Les gardes-nature aux petits soins pour les oiseaux marins

Une carte permet de savoir en temps réel quels sont les îlots interdits au public
En cette période estivale, les oiseaux migrateurs sont de retour pour se reproduire sur les îlots. Une période de nidification qui coïncide avec les vacances scolaires et donc une importante fréquentation humaine. Alors chaque été, les gardes-nature de la province Sud mettent tout en œuvre pour permettre aux oiseaux et aux hommes de cohabiter.

A l’approche de l’îlot M’Bé, derrière le phare Amédée, ce n’est pas le mât rouge interdisant de débarquer que l’oeil remarque en premier, mais les milliers d’oiseaux tournoyants dans le ciel.

Le spectacle est exceptionnel : alors que 70% des oiseaux marins de la planète ont déjà disparu, cette nouvelle colonie de sternes de Dougall, découverte il y a une quinzaine de jours par les garde-natures de la province Sud, compte plus de 10 000 individus. "C’est magique et tout à fait exceptionnel à l’échelle du monde.
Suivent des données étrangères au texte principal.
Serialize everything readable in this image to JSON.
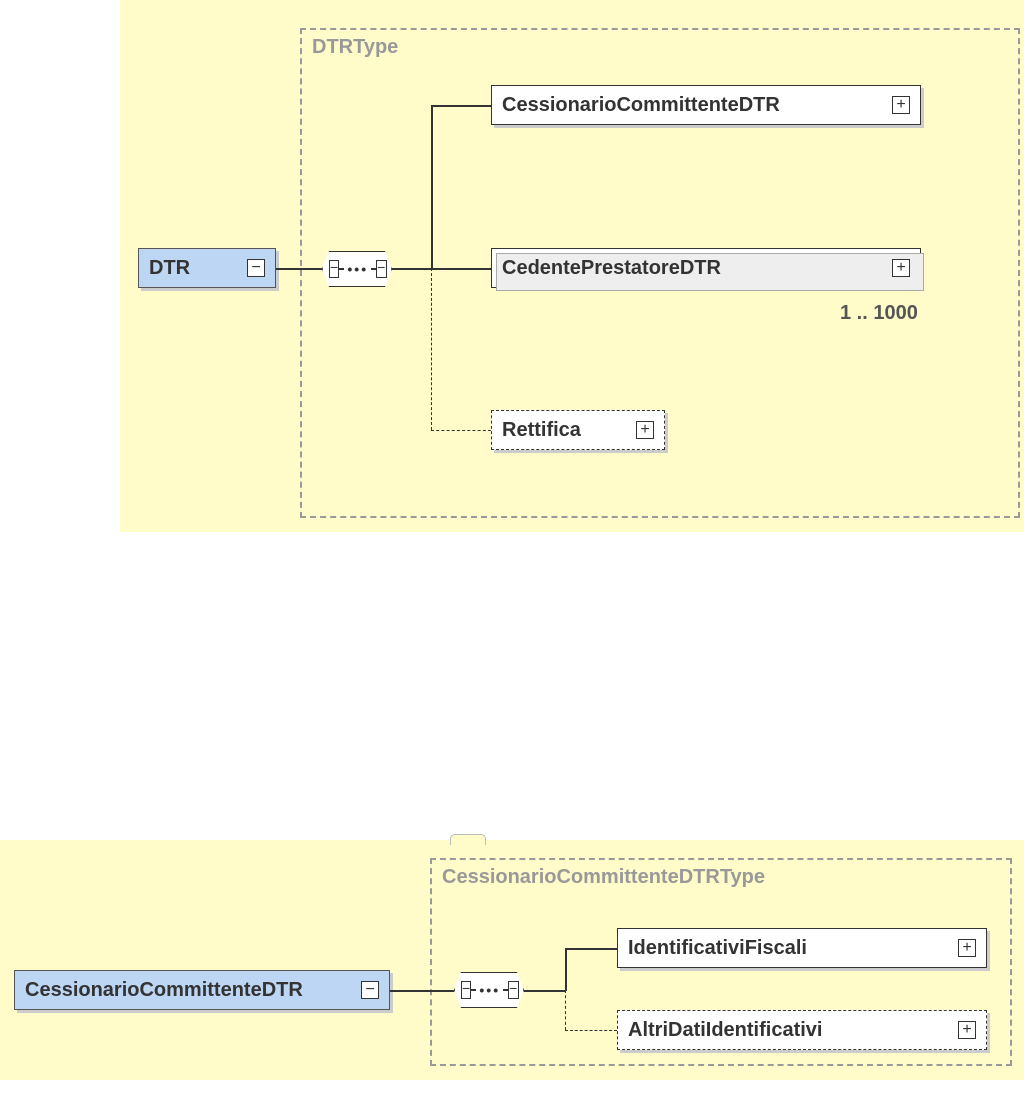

Car sur toute la planète, il ne reste plus que 200 000 sternes de Dougall", se réjouit Caroline Groseil, chef du service des gardes-nature de la province Sud.

L’activité humaine a poussé les oiseaux marins à se retrancher sur ces quelques kilomètres carrés de sable, en pleine mer.

Une population en baisse chaque année

La Calédonie n’est pas épargnée par la disparition des oiseaux marins. Chaque année, leur population baisse de 2 à 4%, selon une étude publiée il y a quelques jours dans le bulletin de la société zoologique de France. "Les îlots, c’est tout ce qui reste à ces oiseaux, regrette Patrice Plichon, en charge des gardes-nature du Sud. Avant, il y avait des nidifications sur la Grande Terre, mais tout ça, c’est fini."

C’est bien l’activité humaine qui a poussé les oiseaux marins à se retrancher sur ces quelques kilomètres carrés de sable, en pleine mer.

Les gardes nature sillonnent les îlots pendant toute la période de reproduction.

Alors pour leur permettre de nidifier en toute sécurité dans ces derniers havres de paix, les gardes-nature sillonnent les îlots pendant toute la période de reproduction et s’il le faut en interdisent l’accès : ce sont les fameux mâts jaunes à pavillon rouge, désormais bien connus des plaisanciers. Cathy Geoffray, de retour d’une mission d’inspection de deux jours dans la réserve du Grand Lagon Sud, l’assure "les gens respectent bien. C’est bien parce qu’il ne faut vraiment pas débarquer lorsque l’on voit ce mât. Si l’on marche dans la colonie, les oiseaux s’envolent, abandonnant leurs oeufs ou leurs poussins, et ça c’est dramatique, car ça veut dire que cette année-là, il n’y aura pas de nidification."

Pour ne pas empêcher toute activité humaine, les gardes-nature enlèvent et remettent les mâts au fur et à mesure de l’arrivée et du départ des oiseaux. Une carte permet de savoir en temps réel quels sont les îlots interdits au public.

Respecter des règles simples

Parfois des oiseaux nichent sans que l’accès à l’îlot soit fermé. « Dans ces cas-là, il faut respecter quelques règles simples pour ne pas déranger les oiseaux. Ne pas approcher à moins de 40 mètres, ne pas camper, faire de feu, et surtout ne pas amener de chien sur les îlots », énumère Cathy Geoffray.

Les oiseaux choisissent parfois la difficulté, comme sur l’îlot à Signal très fréquenté en cette période estivale où des promeneurs ont signalé des sternes diamant aux gardes-nature. Arrivés sur place, l’équipe inspecte la zone et repère vite les oiseaux. "Il y a trois ou quatre nids, ce n’est pas beaucoup, alors bien sûr on ne va pas fermer l’îlot, explique Patrice Plichon. Le problème, c’est que les oiseaux couvent juste sur le sable. Elles creusent une toute petite dépression pour y mettre leurs oeufs. Alors un usager lambda ne va rien remarquer. Les oiseaux vont s’envoler, on peut marcher sur les oeufs, etc." Armés de pancartes et de cordes, les gardes-nature ferment la zone de ponte pour protéger les oeufs.

Quelques mètres carrés interdits à l’activité humaine mais qui assureront le retour des sternes diamant sur l’îlot Signal. Devenues grandes, les petites sternes, qui naîtront bientôt, viendront chaque année en pèlerinage sur leur lieu de naissance.